As members of the crowd jeered, Cathleen P. Black, the chancellor, took her place at center stage in the three-tiered auditorium, surrounded by aides and the Panel for Educational Policy, which votes on the closings.

She tried to give an introduction, but was drowned out by teenagers shouting, “We don’t care.”

The demonstrators said they knew that their noise would not change anything, given that the panel, controlled by the mayor, had never voted against a closing. But they came anyway, to be heard, some of them said.

“If it takes a revolution in this city,” said Tony Avella, a state senator from Queens backing Jamaica High School, “we are going to take back our schools.” To Ms. Black, he said: “You should not be sitting there as chancellor. You have no educational experience.”

Ms. Black did not respond to Mr. Avella, or to the students who chanted, “Black is wack!” Nor did she respond to Charles Barron, the Brooklyn councilman, who criticized her for her reaction on Tuesday night, when she answered the crowd’s constant chanting with a mocking, two-second taunt of her own.

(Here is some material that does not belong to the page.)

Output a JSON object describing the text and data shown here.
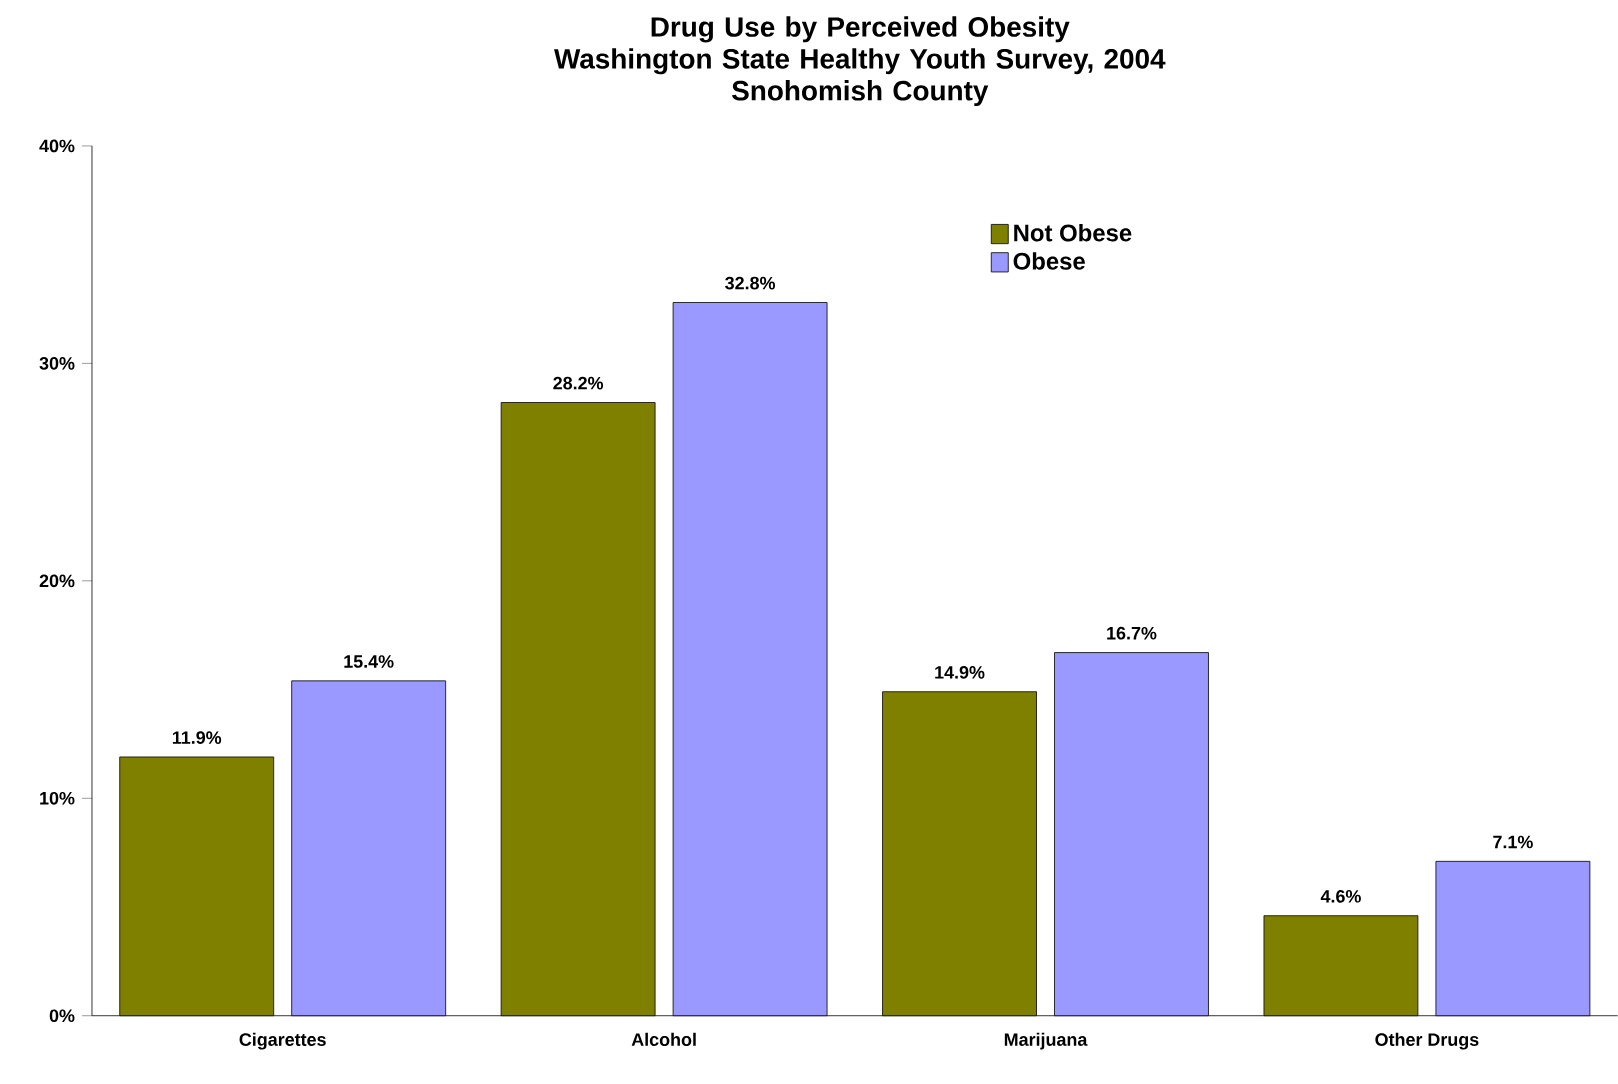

Closing schools has been one of the mayor’s signature policies, and perhaps his most controversial. More than 100 schools, many of them large comprehensive high schools, have been phased out, and broken up into smaller, themed schools.

The city has emphasized the success of these schools, whose graduation rates are often far higher than the failing schools that they replaced. But the themed schools have also had more control over their enrollment; even so, some of them are also failing. Eight schools opened by the mayor are among those being closed. The city said its willingness to close those schools was evidence that all schools were being held accountable.

The teachers’ union, which supplied the JumboTron, has strongly opposed closings, in part because it is one of the few ways the city can remove a large number of teachers from a particular school.

At one point, the clamor took over the auditorium, making it impossible for speakers to take the microphone. The room reverberated with the sound of bongos and the repeated chant: “Fix our schools now.” About 7:30 p.m., most of the students began to walk out in protest.

In the relative quiet that was left behind, the speaker list moved quickly, and by 11 p.m. the closings were put before the panel for their questions. In the end, before 1 a.m. Friday, the 12-member panel voted as expected, and all the closings were approved.”It’s been a long night, it’s been a productive one,” Ms. Black said in brief closing remarks. “These are never easy decisions,” she added, “but we believe we’ve come out in the right place.”


**Along with members of Make the Road New York.